KemperSports  manages some of the nation’s top bucket-list golf courses, such as Bandon Dunes in Oregon and Streamsong in Florida. All were affected. At one point, 80% of its courses were closed.

“We’ve never been busier helping clubs,” said Steven Skinner, CEO. “We’ve also been doing a lot of learning.”

And that learning has been shared, he noted. The nation’s top management firms have been in contact with one another and offering best practices, he said. 

“We’ve rallied together,” he said.

At least one part of the business model has seen more interest, and that’s been the core one: golf. All the management companies report an increase in people wanting to play. The pandemic struck in spring, just as the weather warmed, and people saw golf as a tempting escape.

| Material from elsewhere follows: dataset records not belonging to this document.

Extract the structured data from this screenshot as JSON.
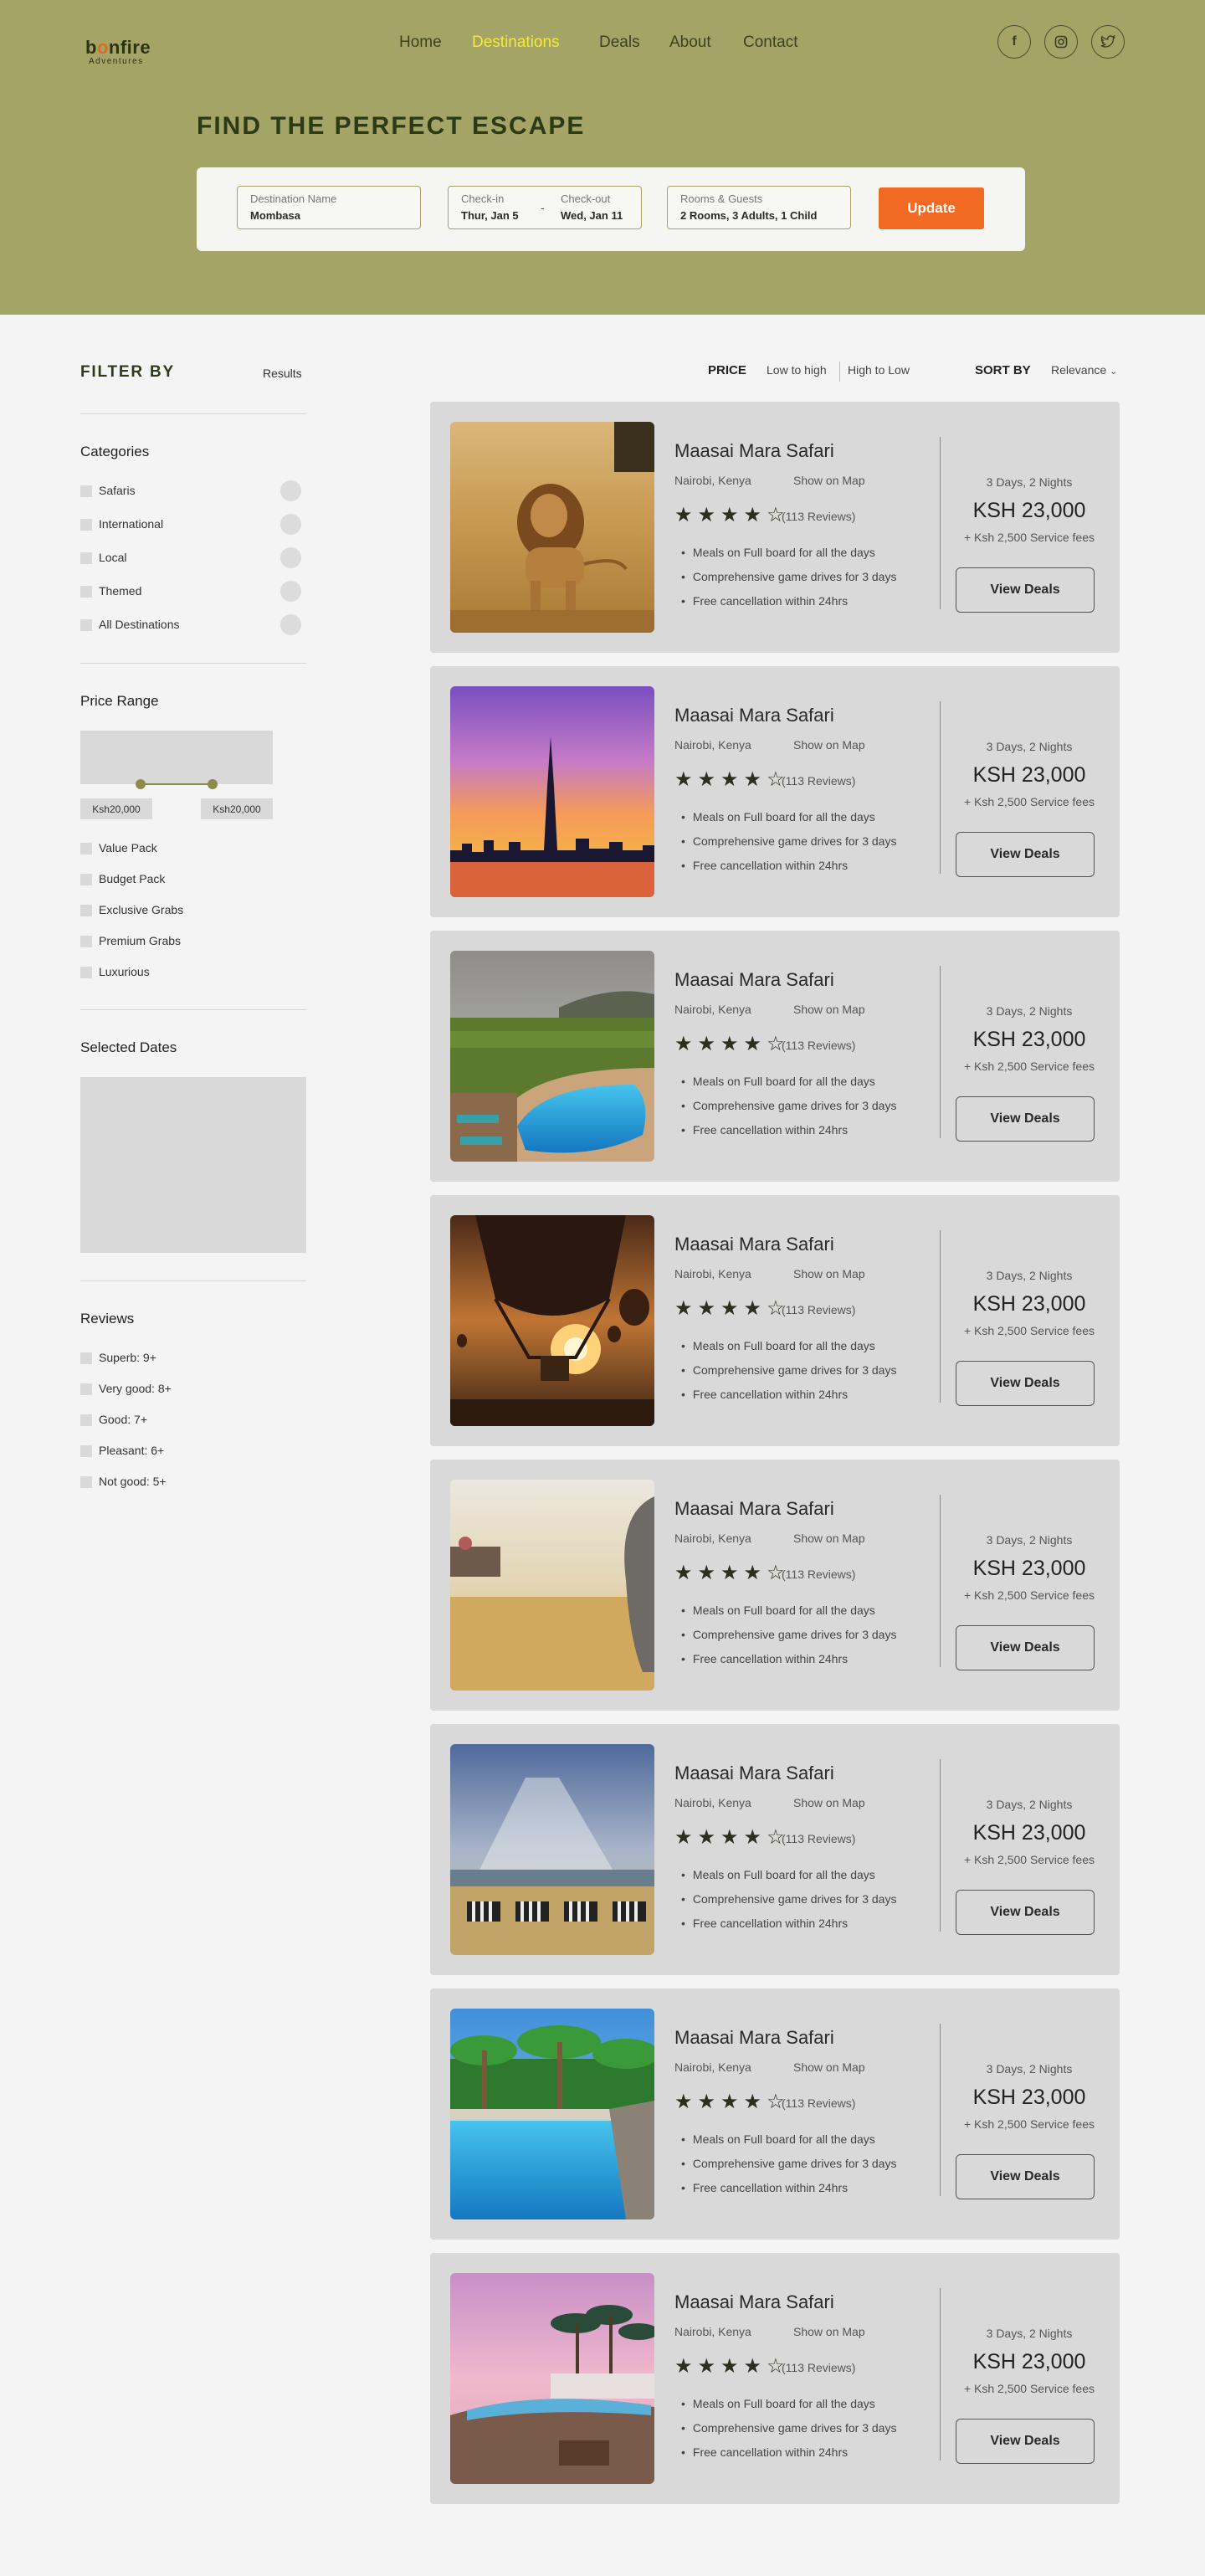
{
  "header": {
    "logo_text_pre": "b",
    "logo_text_o": "o",
    "logo_text_post": "nfire",
    "logo_sub": "Adventures",
    "nav": [
      "Home",
      "Destinations",
      "Deals",
      "About",
      "Contact"
    ],
    "active_nav": "Destinations",
    "social_icons": [
      "facebook-icon",
      "instagram-icon",
      "twitter-icon"
    ]
  },
  "hero": {
    "title": "FIND THE PERFECT ESCAPE",
    "destination_label": "Destination Name",
    "destination_value": "Mombasa",
    "checkin_label": "Check-in",
    "checkin_value": "Thur, Jan 5",
    "dash": "-",
    "checkout_label": "Check-out",
    "checkout_value": "Wed, Jan 11",
    "rooms_label": "Rooms & Guests",
    "rooms_value": "2 Rooms, 3 Adults, 1 Child",
    "update_label": "Update"
  },
  "sidebar": {
    "filter_by": "FILTER BY",
    "results": "Results",
    "categories_title": "Categories",
    "categories": [
      "Safaris",
      "International",
      "Local",
      "Themed",
      "All Destinations"
    ],
    "price_title": "Price Range",
    "price_min": "Ksh20,000",
    "price_max": "Ksh20,000",
    "packs": [
      "Value Pack",
      "Budget Pack",
      "Exclusive Grabs",
      "Premium Grabs",
      "Luxurious"
    ],
    "dates_title": "Selected Dates",
    "reviews_title": "Reviews",
    "reviews": [
      "Superb: 9+",
      "Very good: 8+",
      "Good: 7+",
      "Pleasant: 6+",
      "Not good: 5+"
    ]
  },
  "sort": {
    "price_label": "PRICE",
    "low_high": "Low to high",
    "high_low": "High to Low",
    "sort_by": "SORT BY",
    "relevance": "Relevance"
  },
  "colors": {
    "hero_bg": "#a3a466",
    "accent_orange": "#f06a24",
    "active_nav": "#f6e93a",
    "card_bg": "#d9d9d9"
  },
  "cards": [
    {
      "image": "lion-photo",
      "title": "Maasai Mara Safari",
      "location": "Nairobi, Kenya",
      "map": "Show on Map",
      "rating": 4,
      "reviews": "(113 Reviews)",
      "features": [
        "Meals on Full board for all the days",
        "Comprehensive game drives for 3 days",
        "Free cancellation within 24hrs"
      ],
      "duration": "3 Days, 2 Nights",
      "price": "KSH 23,000",
      "fee": "+ Ksh 2,500 Service fees",
      "button": "View Deals"
    },
    {
      "image": "city-skyline-sunset-photo",
      "title": "Maasai Mara Safari",
      "location": "Nairobi, Kenya",
      "map": "Show on Map",
      "rating": 4,
      "reviews": "(113 Reviews)",
      "features": [
        "Meals on Full board for all the days",
        "Comprehensive game drives for 3 days",
        "Free cancellation within 24hrs"
      ],
      "duration": "3 Days, 2 Nights",
      "price": "KSH 23,000",
      "fee": "+ Ksh 2,500 Service fees",
      "button": "View Deals"
    },
    {
      "image": "resort-pool-savanna-photo",
      "title": "Maasai Mara Safari",
      "location": "Nairobi, Kenya",
      "map": "Show on Map",
      "rating": 4,
      "reviews": "(113 Reviews)",
      "features": [
        "Meals on Full board for all the days",
        "Comprehensive game drives for 3 days",
        "Free cancellation within 24hrs"
      ],
      "duration": "3 Days, 2 Nights",
      "price": "KSH 23,000",
      "fee": "+ Ksh 2,500 Service fees",
      "button": "View Deals"
    },
    {
      "image": "hot-air-balloon-photo",
      "title": "Maasai Mara Safari",
      "location": "Nairobi, Kenya",
      "map": "Show on Map",
      "rating": 4,
      "reviews": "(113 Reviews)",
      "features": [
        "Meals on Full board for all the days",
        "Comprehensive game drives for 3 days",
        "Free cancellation within 24hrs"
      ],
      "duration": "3 Days, 2 Nights",
      "price": "KSH 23,000",
      "fee": "+ Ksh 2,500 Service fees",
      "button": "View Deals"
    },
    {
      "image": "elephant-grassland-photo",
      "title": "Maasai Mara Safari",
      "location": "Nairobi, Kenya",
      "map": "Show on Map",
      "rating": 4,
      "reviews": "(113 Reviews)",
      "features": [
        "Meals on Full board for all the days",
        "Comprehensive game drives for 3 days",
        "Free cancellation within 24hrs"
      ],
      "duration": "3 Days, 2 Nights",
      "price": "KSH 23,000",
      "fee": "+ Ksh 2,500 Service fees",
      "button": "View Deals"
    },
    {
      "image": "zebras-sunrays-photo",
      "title": "Maasai Mara Safari",
      "location": "Nairobi, Kenya",
      "map": "Show on Map",
      "rating": 4,
      "reviews": "(113 Reviews)",
      "features": [
        "Meals on Full board for all the days",
        "Comprehensive game drives for 3 days",
        "Free cancellation within 24hrs"
      ],
      "duration": "3 Days, 2 Nights",
      "price": "KSH 23,000",
      "fee": "+ Ksh 2,500 Service fees",
      "button": "View Deals"
    },
    {
      "image": "palm-pool-resort-photo",
      "title": "Maasai Mara Safari",
      "location": "Nairobi, Kenya",
      "map": "Show on Map",
      "rating": 4,
      "reviews": "(113 Reviews)",
      "features": [
        "Meals on Full board for all the days",
        "Comprehensive game drives for 3 days",
        "Free cancellation within 24hrs"
      ],
      "duration": "3 Days, 2 Nights",
      "price": "KSH 23,000",
      "fee": "+ Ksh 2,500 Service fees",
      "button": "View Deals"
    },
    {
      "image": "beach-resort-dusk-photo",
      "title": "Maasai Mara Safari",
      "location": "Nairobi, Kenya",
      "map": "Show on Map",
      "rating": 4,
      "reviews": "(113 Reviews)",
      "features": [
        "Meals on Full board for all the days",
        "Comprehensive game drives for 3 days",
        "Free cancellation within 24hrs"
      ],
      "duration": "3 Days, 2 Nights",
      "price": "KSH 23,000",
      "fee": "+ Ksh 2,500 Service fees",
      "button": "View Deals"
    }
  ]
}
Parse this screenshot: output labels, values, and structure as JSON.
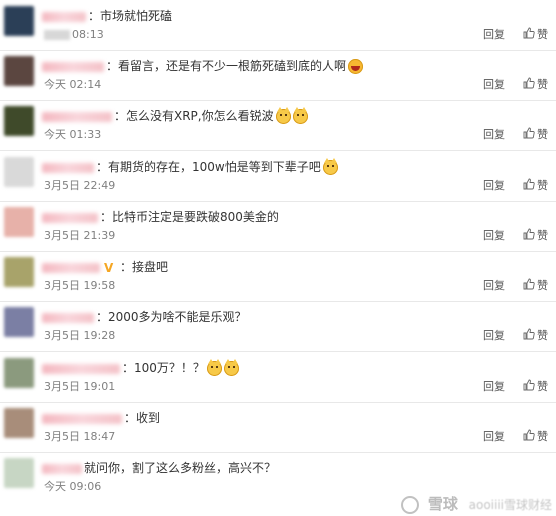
{
  "colors": {
    "background": "#ffffff",
    "text": "#333333",
    "time": "#808080",
    "name_blur": "#f4b8c0"
  },
  "actions": {
    "reply_label": "回复",
    "like_label": "赞",
    "like_icon": "thumbs-up-icon"
  },
  "comments": [
    {
      "text": "：市场就怕死磕",
      "time": "08:13",
      "time_prefix_blurred": true,
      "emojis": [],
      "avatar_color": "#2b3f57"
    },
    {
      "text": "：看留言，还是有不少一根筋死磕到底的人啊",
      "time": "今天 02:14",
      "emojis": [
        "laugh"
      ],
      "avatar_color": "#5b4640"
    },
    {
      "text": "：怎么没有XRP,你怎么看锐波",
      "time": "今天 01:33",
      "emojis": [
        "cat",
        "cat"
      ],
      "avatar_color": "#3f4a2a"
    },
    {
      "text": "：有期货的存在，100w怕是等到下辈子吧",
      "time": "3月5日 22:49",
      "emojis": [
        "cat"
      ],
      "avatar_color": "#d9d9d9"
    },
    {
      "text": "：比特币注定是要跌破800美金的",
      "time": "3月5日 21:39",
      "emojis": [],
      "avatar_color": "#e7b1a9"
    },
    {
      "text": "：接盘吧",
      "time": "3月5日 19:58",
      "vbadge": "V",
      "emojis": [],
      "avatar_color": "#a8a36a"
    },
    {
      "text": "：2000多为啥不能是乐观？",
      "time": "3月5日 19:28",
      "emojis": [],
      "avatar_color": "#7b7fa4"
    },
    {
      "text": "：100万？！？",
      "time": "3月5日 19:01",
      "emojis": [
        "cat",
        "cat"
      ],
      "avatar_color": "#8b9a7e"
    },
    {
      "text": "：收到",
      "time": "3月5日 18:47",
      "emojis": [],
      "avatar_color": "#a88d7a"
    },
    {
      "text": "就问你，割了这么多粉丝，高兴不？",
      "time": "今天 09:06",
      "emojis": [],
      "avatar_color": "#c7d6c4",
      "no_actions": true
    }
  ],
  "watermark": {
    "brand": "雪球",
    "sub": "aooiiii雪球财经"
  }
}
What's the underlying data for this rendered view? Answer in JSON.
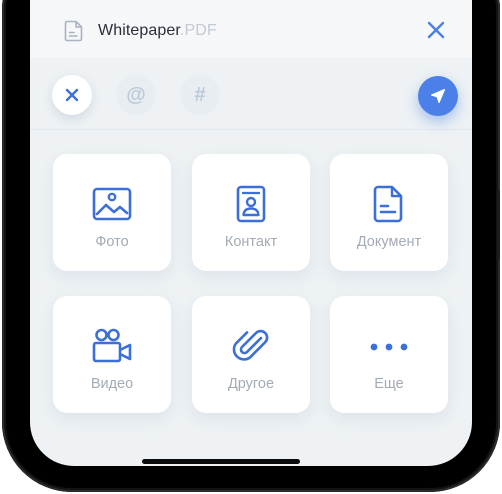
{
  "attachment": {
    "file_name": "Whitepaper",
    "file_ext": ".PDF",
    "file_icon": "document-icon",
    "close_icon": "close-icon"
  },
  "toolbar": {
    "close_icon": "close-icon",
    "mention_glyph": "@",
    "hashtag_glyph": "#",
    "send_icon": "send-arrow-icon"
  },
  "tiles": [
    {
      "label": "Фото",
      "icon": "photo-icon"
    },
    {
      "label": "Контакт",
      "icon": "contact-icon"
    },
    {
      "label": "Документ",
      "icon": "document-icon"
    },
    {
      "label": "Видео",
      "icon": "video-camera-icon"
    },
    {
      "label": "Другое",
      "icon": "paperclip-icon"
    },
    {
      "label": "Еще",
      "icon": "more-dots-icon"
    }
  ],
  "colors": {
    "accent": "#4a80e8",
    "icon": "#3d6fd8",
    "label": "#a3abb6",
    "background": "#eef2f4"
  }
}
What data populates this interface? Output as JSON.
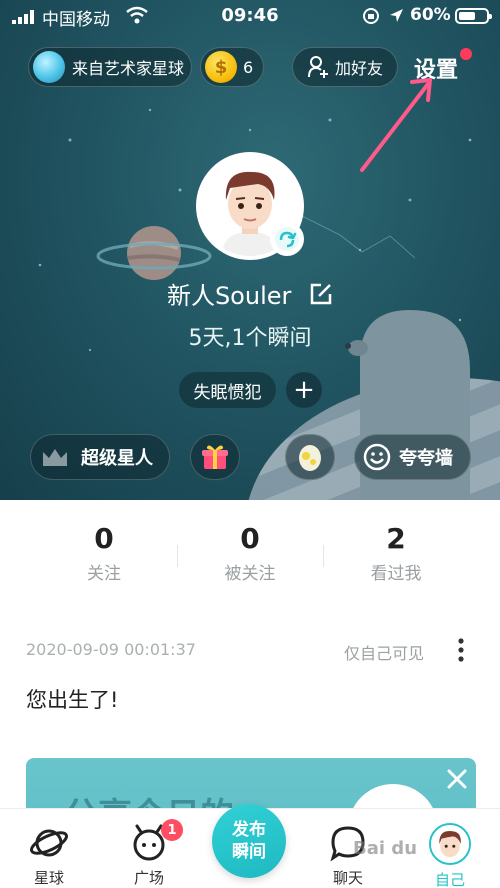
{
  "status_bar": {
    "carrier": "中国移动",
    "time": "09:46",
    "battery_percent": "60%"
  },
  "header": {
    "planet_label": "来自艺术家星球",
    "coin_count": "6",
    "add_friend_label": "加好友",
    "settings_label": "设置"
  },
  "profile": {
    "username": "新人Souler",
    "stats_line": "5天,1个瞬间",
    "tag": "失眠惯犯",
    "tag_add": "+",
    "super_star_label": "超级星人",
    "praise_wall_label": "夸夸墙"
  },
  "counters": [
    {
      "value": "0",
      "label": "关注"
    },
    {
      "value": "0",
      "label": "被关注"
    },
    {
      "value": "2",
      "label": "看过我"
    }
  ],
  "post": {
    "timestamp": "2020-09-09 00:01:37",
    "visibility": "仅自己可见",
    "text": "您出生了!"
  },
  "share_card": {
    "title": "分享今日的"
  },
  "tabbar": {
    "planet": "星球",
    "square": "广场",
    "square_badge": "1",
    "publish": "发布瞬间",
    "chat": "聊天",
    "me": "自己"
  },
  "watermark": "Bai du",
  "colors": {
    "accent": "#25c2c9",
    "hero_background": "#215562",
    "badge": "#ff4d63",
    "annotation_arrow": "#ff5a8a"
  },
  "icons": {
    "settings_dot": "red-dot",
    "arrow": "annotation-arrow-icon"
  }
}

You’re outdoors. You can social distance. While governments did close many courses, the orders were soon relaxed. 

“Our saying is what better place is a golf course for social distancing,” Skinner said. “You have 200 acres and 72 people.”

Other management company leaders agreed. 

“It is a unique game,” said Tim Schantz, CEO of Troon. “It’s built for social distancing. You’re outside in the fresh air. I believe in it in terms of improving mental health as well. I’m pleased and hope it continues.”

The management companies quickly put in place new regulations to make play safe once governments allowed for the play to resume. 

“We’re seeing huge demand,” said Skinner, who expects it to continue at least through summer. 

People may have more free time because their children may not be able to participate in summer events, such as baseball, as they did before. There won’t be as much international travel, so places like Bandon Dunes and Streamsong could benefit.

His firm is marketing the courses as drive-to destinations to attract golfers itching to play top quality courses that are accessible. 

“We hope to pick up people who are traveling local,” he said.

He noted that Florida courses may do well because many of those with second homes didn’t go back north in the spring, given the pandemic. And efforts are being made to make lodging more inviting by creating innovative best-practices when it comes to cleanliness and social distancing.

While there is certainly more anxiety, guests are feeling more comfortable about staying, Skinner said. 

“They’re thanking us for taking the precautions,” he said.